A funnel-shaped inlet cone may be positioned at the inlet end of the cooling tube, and the inlet bores may be annularly arranged so as to encircle an inlet zone. This has the advantage that the filament bundle safely enters the cooling tube, and that a less turbulent air stream develops in the inlet region of the cooling tube. In this connection, it has been found that the air stream inside the cooling tube exhibits a flow profile that tends to have a maximum flow velocity in the center of the cooling tube. Thus, the above configuration of the spinneret prevents the filaments from entering the cooling tube in the central region thereof.
With an oval or round tube cross section, the inlet zone of the spinneret may be encircled by one or more closed lines or circles of equally spaced apart bores. This is especially suited to advance the filaments through the cooling tube in zones of identical flow velocities. The arrangement of the nozzle bores in a closed line of bores further accomplishes that precooling is equalized inside the inlet cylinder.
The nozzle bores of adjacent lines or circles of bores are preferably offset from one another in the transverse direction. This provides a uniform precooling in the case of a plurality of lines of bores.
In a particularly advantageous further development of the spinning apparatus, the filaments advance at substantially the same distance from the wall of the inlet cylinder. This accomplishes an additional equalization of precooling and, thus, a reproducible firming up of surface layers.

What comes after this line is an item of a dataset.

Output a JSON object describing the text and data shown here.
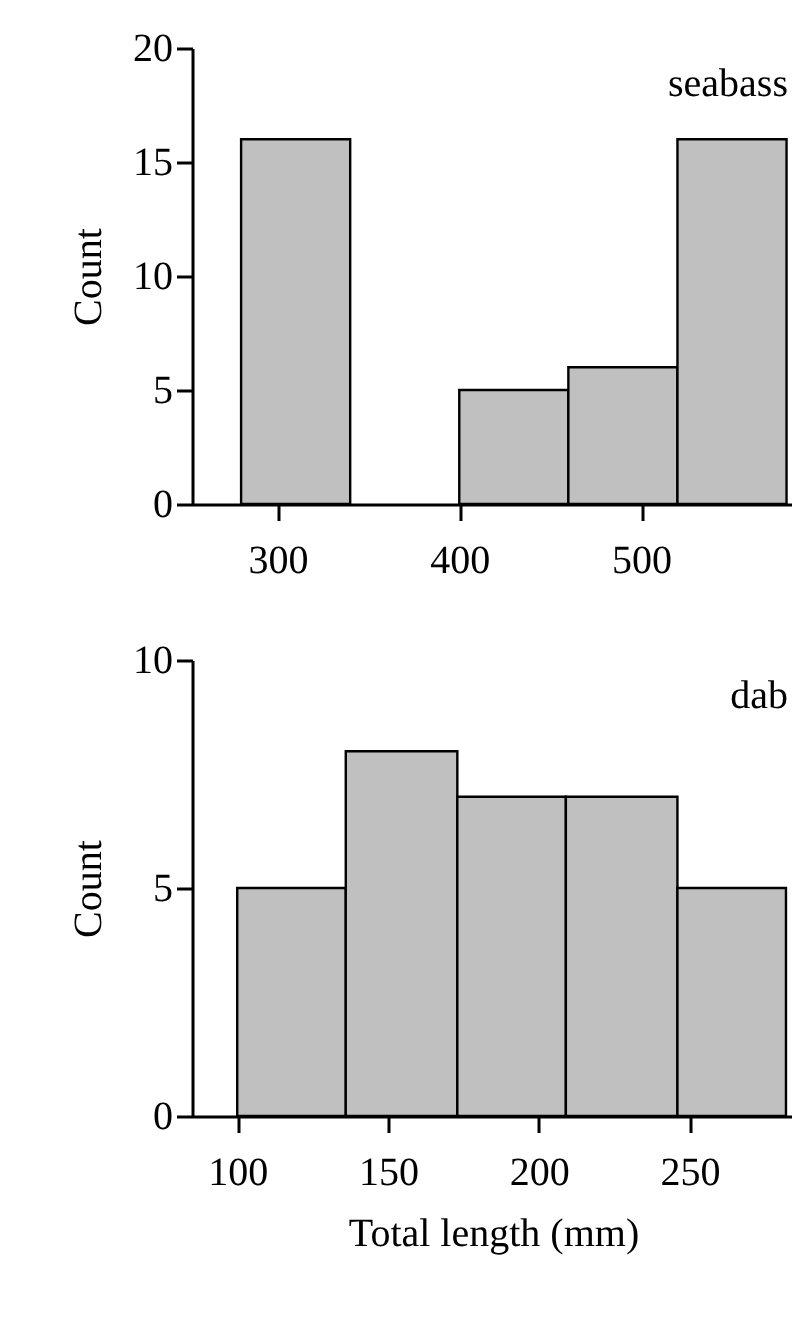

To realize in the cooling tube a flow profile that is favorable for producing the yarn, it has been found that the spacing between the spinneret and the cooling tube should be from at least about 100 mm to at most about 1000 mm. In this connection, the cooling tube has a diameter in the region of the narrowest tube cross section from at least about 10 mm to at most about 40 mm.
To further delay crystallization of the filaments, and thus produce a yarn with higher elongation values, a heating device may be provided between the spinneret and the inlet cylinder for heat treating the filaments.
The same effect can also be accomplished by heating the ambient air outside on the periphery of a zone preferably the upper zone—of the inlet cylinder to a temperature from about 35° C. to about 350° C. The hot air entering the inlet cylinder thermally treats the filaments as a function of the air temperature before the actual cooling.
The apparatus of the present invention, the method of the invention, and the inventive use of a spinning apparatus are suitable to produce textile yarns or industrial yarns of polyester, polyamide, or polypropylene. It is possible to arrange downstream different treatment devices for the yarn to produce, for example, a fully drawn yarn (FDY), a partially oriented yarn (POY), or a highly oriented yarn (HOY).